Fig. 4. Asymmetric plasmonic pattern.

a The specific and non-specific interactions of GNShs inside and outside of the overlapping zone. Insets: plasmonic nanoparticles inside the specific zone generate dispersed 2D-like pattern due to their interaction with coated proteins; outside the specific zone, GNShs interact with themselves because of insufficient or lack of deposited proteins and forming large aggregates. The image is the detection of N-Protein at 1000 ng/ml concentration. The yellow arrow shows the direction from the outside (point 1) to the inside (point 3) of the overlapping region. b SEM image of GNShs captured in the backscattered electron (BSE) mode to reveal the internal structure. Alongside is the numerically simulated electric field distribution of a 150 nm in diameter GNSh at its resonance frequency. The large particle size and high electric field localization at the metal/dielectric interface make GNShs a more effective candidate for pattern visualization when compared to those of conventional 40 nm in diameter GNPs. c A simplified periodic array analysis of GNShs aggregates at resonance shows that the electric field has been strongly localized in areas between the nanoparticles. d Optical absorption spectrum showing different spectra for specific versus non-specific aggregates. GNShs provides higher effective absorption as compared to those of GNPs. The spectra are scaled to represent per-particle absorption and subsequently normalized to the maximum value across all spectra.

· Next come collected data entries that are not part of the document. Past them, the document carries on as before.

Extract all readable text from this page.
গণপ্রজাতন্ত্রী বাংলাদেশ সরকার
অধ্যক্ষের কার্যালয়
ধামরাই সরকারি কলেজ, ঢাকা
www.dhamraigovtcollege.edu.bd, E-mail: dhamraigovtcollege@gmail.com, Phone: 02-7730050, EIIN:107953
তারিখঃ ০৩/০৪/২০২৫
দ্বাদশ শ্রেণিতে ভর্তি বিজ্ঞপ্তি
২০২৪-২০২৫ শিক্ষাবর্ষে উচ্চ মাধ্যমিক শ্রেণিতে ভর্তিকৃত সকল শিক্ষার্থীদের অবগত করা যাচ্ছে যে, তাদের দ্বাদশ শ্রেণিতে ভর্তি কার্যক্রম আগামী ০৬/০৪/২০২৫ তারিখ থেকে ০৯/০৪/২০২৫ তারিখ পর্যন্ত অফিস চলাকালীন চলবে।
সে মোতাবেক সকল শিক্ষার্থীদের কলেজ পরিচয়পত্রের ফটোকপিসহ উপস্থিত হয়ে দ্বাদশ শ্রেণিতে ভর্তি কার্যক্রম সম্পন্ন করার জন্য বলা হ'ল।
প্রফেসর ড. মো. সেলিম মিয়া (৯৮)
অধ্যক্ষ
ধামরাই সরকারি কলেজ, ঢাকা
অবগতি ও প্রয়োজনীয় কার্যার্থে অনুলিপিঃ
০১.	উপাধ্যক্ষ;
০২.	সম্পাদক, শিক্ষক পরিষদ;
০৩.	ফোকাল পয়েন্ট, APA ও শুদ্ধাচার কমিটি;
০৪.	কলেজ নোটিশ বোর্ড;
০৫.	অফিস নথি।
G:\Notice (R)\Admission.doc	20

Fig. 5. Deep neural network-enabled automatic biosensing.

a A CNN based on the VGG-16 architecture classifies the detection zone. It processes grayscale images of the asymmetric pattern to output the probability of a positive diagnosis (see Figure S9 for architecture). b, c A C-GAN automatically segments specific zones. The generator and discriminator are co-trained to optimize performance, with the generator producing segmentation maps resembling manually labeled images. d The network processes detection zone patterns and uses the C-GAN to segment the target area, removing artifacts and noise to facilitate concentration estimation. Three coffee-ring patterns from the same protein concentration are compared to demonstrate the method’s consistency (Figure S27). Network structures and training details are provided in Figures S10–S13. e Biosensor screening performance for N-Protein, PCT, CEA, and PSA protein shows standard LODs (red points) at 50 pg/mL, 100 pg/mL, 750 pg/mL, and 10 pg/mL, respectively. Probabilistic LODs (blue stars) are ~50 pg/mL, ~30 pg/mL, ~650 pg/mL, and ~3 pg/mL (see Supplementary Note for LOD definitions). Note, the blue dashed line shows the logistic regression fit. f An FC regression network predicts concentrations from crossline profiles by extracting features such as intensity, gradient, and coffee-ring patterns to establish a non-linear mapping between these features and concentration. g Predicted versus actual concentrations for four biomarkers (N-Protein, PCT, CEA, PSA) show excellent predictions by the FC network with minimal errors. Variations are due to testing uncertainties and protein degradation. Data are presented as mean ± SD, based on n = 3 crosslines. h The testing procedure involved spiking pooled human saliva diluted in PBS with N-Protein to create test samples. i Screening performance for N-Protein in saliva shows a standard LOD of 100 pg/mL and a probabilistic LOD of 50 pg/mL, outperforming equivalent LFIA tests by over two orders of magnitude (Figure S20). j Predicted versus actual concentrations for N-Protein mixed with human saliva closely match results obtained without saliva. All measurements were repeated at least three times. Concentration quantification was based on n = 5 random samples per concentration. Screening data analysis included n = 10 random samples.